By Mario Ricciardi
Making a Christmas break splash is DC Comics’ “Aquaman” directed by James Wan. “Aquaman” stars — and don’t hold your breath — Jason Momoa, Amber Heard, Patrick Wilson, Yahya Abdul-Manteen II, Dolph Lundgren, Nicole Kidman, Willem Dafoe and Randall Park. Wait, I’m not done yet. Julie Andrews also shows up in an uncredited role to stick it to Disney.
Yup. Read closely Disney, Julie Andrews passed up a cameo in “Mary Poppins Returns” to act in an Aquaman movie. Not hurt enough? It’s a minor voice acting role. Note to editor: can we please put that photo of the animated “Aquaman” riding a seahorse here?
I can’t believe I just called out the Walt Disney Corporation in a public form of communication. If this makes it to print, and your fifth favorite movie critic goes missing, tell the cops to start at the House of Mouse. Be blunt about it if you suggest it, they might think it was you. Who am I kidding, the cops are probably in on the take. If I’m ever to be avenged and it’s not too much trouble with me down there as fifth favorite, take matters into your own hands.

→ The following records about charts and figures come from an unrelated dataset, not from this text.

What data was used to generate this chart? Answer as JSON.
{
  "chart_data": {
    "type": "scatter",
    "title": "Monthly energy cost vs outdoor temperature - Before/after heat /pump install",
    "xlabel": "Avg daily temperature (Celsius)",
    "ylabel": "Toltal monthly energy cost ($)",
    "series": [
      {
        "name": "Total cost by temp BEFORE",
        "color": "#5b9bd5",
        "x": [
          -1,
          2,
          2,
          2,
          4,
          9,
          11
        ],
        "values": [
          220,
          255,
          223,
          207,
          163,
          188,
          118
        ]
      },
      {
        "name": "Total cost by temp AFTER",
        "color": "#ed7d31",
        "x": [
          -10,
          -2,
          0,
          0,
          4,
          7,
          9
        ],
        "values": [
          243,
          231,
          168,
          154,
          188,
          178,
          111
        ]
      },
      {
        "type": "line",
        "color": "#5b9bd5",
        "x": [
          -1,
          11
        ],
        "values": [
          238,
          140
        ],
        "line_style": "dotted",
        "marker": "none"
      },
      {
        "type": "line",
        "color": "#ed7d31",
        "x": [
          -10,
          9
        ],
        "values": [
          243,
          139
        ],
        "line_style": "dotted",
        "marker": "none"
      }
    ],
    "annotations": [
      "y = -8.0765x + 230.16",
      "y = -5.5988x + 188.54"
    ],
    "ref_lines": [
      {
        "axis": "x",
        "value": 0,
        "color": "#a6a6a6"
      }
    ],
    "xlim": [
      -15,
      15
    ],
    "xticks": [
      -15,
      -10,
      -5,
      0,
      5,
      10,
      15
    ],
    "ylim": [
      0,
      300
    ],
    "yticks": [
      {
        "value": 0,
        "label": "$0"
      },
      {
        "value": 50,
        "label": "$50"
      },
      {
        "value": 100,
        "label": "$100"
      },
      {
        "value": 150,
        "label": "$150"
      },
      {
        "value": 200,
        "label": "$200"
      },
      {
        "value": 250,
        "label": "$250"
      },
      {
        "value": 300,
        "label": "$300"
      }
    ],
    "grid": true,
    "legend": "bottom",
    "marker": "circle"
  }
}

“Aquaman” is as much an ensemble cast as can be, and it’s hard not to wonder whether or not the group decided to be in the movie just to stick it to the powers that be (not just “Mary Poppins”). “Aquaman” is joyously goofy, jumps all over the place tonally and under James Wan’s direction the actors totally sell it.
From technical and visual standpoints the film is breathtaking. Director James Wan is a little genius, (I say “little” because IMDb has his height listed as 5’3 ½”). Sure, IMDb won’t give me Steven Spielberg’s contact information to pitch my movie to him, but they’ll let me know which directors can ride roller coasters at Cedar Point.
It should be noted that James Wan, director of mind-bending horror flicks “Saw,” “Insidious,” “Insidious: Chapter 2” and “The Conjuring” films, succeeds in the action genre as well. That comment is mostly due to his work on “Fast and Furious 7” — the only “Fast and Furious” I will allow myself to break the bonds of masculinity to cry at. Ultimately, “Aquaman” is an action movie, too. Its tone is just too scattered to pigeonhole it there.
Hey, speaking of liquids leaving my body, I am going to take it upon myself to warn you that “Aquaman” is not the movie to drink fluids before. There is so much water in the movie. So. Much. Water. It’s everywhere you look. And, yeah, I guess with the hero’s namesake I should’ve seen that coming, but you know what, I’m not going to defend myself here. Let’s just say I blame the marketing guys, and I squirmed through the second half of the movie for this review’s sake. I would hope that effort bumps me up to at least fourth favorite movie reviewer.
As “Aquaman” progresses, it slips into a sillier and sillier version of what the DC Comics movies originally set out to do with the character. Zack Snyder’s approach to “Aquaman” was to make him cool, James Wan’s approach is to search deep down for what makes “Aquaman” who he is and then completely own it without remorse.
On a side, if you take the kernels of wisdom from that last sentence my review just taught you how to survive high school. Third favorite reviewer now?
“Aquaman” offers a unique blend of tones and visuals to offer a very exciting movie. In a time when comic book movies are taken so seriously, “Aquaman” reminds that these are comic book movies that we are taking seriously. Let me repeat that, just because we’re here right now: these are comic book movies that we are taking seriously.